Lance Lindsey of Death Penalty Focus believes that it is wrong to assume Allen is guilty because, as he wrote to me, "given all the questions raised about the reliability of snitch testimony in this and many other cases, it would simply be prudent to question the verdicts in such cases; especially life-and-death cases."
I can't agree. Juries can make mistakes -- that is why appellate courts should and do review capital cases. Allen had that benefit, and he faces execution because the evidence against him was overwhelming. Hamilton's list targeted witnesses who testified against Allen. Allen wrote letters about the crimes "in very, very transparent code," noted state Deputy Attorney General Ward Campbell.
As for the "snitch testimony": Why do death-penalty opponents embrace the lingo of killers? In Allen's case, Death Penalty Focus lists "two crucial witnesses at trial" who received "substantial benefits for their testimony." But those two -- among 58 witnesses -- were minor players. The two accomplices are serving life sentences, so they didn't get an undue break.

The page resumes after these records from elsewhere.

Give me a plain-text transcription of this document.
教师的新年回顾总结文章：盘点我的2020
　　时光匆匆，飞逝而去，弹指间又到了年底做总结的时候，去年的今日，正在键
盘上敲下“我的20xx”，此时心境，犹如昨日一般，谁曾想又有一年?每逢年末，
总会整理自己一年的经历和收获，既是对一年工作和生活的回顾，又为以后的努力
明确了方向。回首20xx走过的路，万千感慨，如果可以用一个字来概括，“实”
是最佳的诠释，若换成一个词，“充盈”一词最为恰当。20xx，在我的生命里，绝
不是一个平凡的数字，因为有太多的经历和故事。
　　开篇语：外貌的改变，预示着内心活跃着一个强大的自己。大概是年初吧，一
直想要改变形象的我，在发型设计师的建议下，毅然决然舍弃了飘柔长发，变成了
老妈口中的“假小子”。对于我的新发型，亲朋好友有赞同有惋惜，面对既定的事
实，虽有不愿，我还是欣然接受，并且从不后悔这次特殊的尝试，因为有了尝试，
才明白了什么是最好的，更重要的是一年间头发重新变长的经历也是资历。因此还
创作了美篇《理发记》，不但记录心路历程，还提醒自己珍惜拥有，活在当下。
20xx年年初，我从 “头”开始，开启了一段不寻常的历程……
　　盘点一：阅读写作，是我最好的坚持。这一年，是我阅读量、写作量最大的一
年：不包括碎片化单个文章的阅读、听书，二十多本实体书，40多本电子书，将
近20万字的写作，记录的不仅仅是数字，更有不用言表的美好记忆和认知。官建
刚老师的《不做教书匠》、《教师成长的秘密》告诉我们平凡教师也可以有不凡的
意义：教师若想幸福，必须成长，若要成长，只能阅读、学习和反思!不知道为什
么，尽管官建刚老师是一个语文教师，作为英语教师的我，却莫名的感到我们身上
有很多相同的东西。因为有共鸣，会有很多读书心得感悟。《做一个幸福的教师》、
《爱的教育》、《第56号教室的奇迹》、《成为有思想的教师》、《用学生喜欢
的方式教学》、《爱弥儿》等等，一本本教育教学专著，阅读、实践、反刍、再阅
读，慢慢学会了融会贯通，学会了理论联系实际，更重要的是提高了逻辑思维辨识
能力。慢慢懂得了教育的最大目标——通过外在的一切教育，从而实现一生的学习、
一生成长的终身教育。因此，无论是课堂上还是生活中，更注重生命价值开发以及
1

To believe Allen's claims of innocence is to choose to believe a man who boasted to his minions that he liked to kill "rats" and hence ordered the death of a teenage girl because she had a conscience. When in prison for that murder, he attempted to evade punishment by killing more people.
To believe Allen is to choose blindness. Why not declare a moratorium on the death penalty so that a commission can explore it? There already is a moratorium -- it's called the appeals process. When it takes more than two decades to carry out a sentence, a moratorium is redundant.
Besides, if executing "the lapse of many years after imposition of a death judgment renders an execution cruel and unusual" -- as Allen's lawyers argue -- then a moratorium is cruel punishment. Hence, good people should oppose it.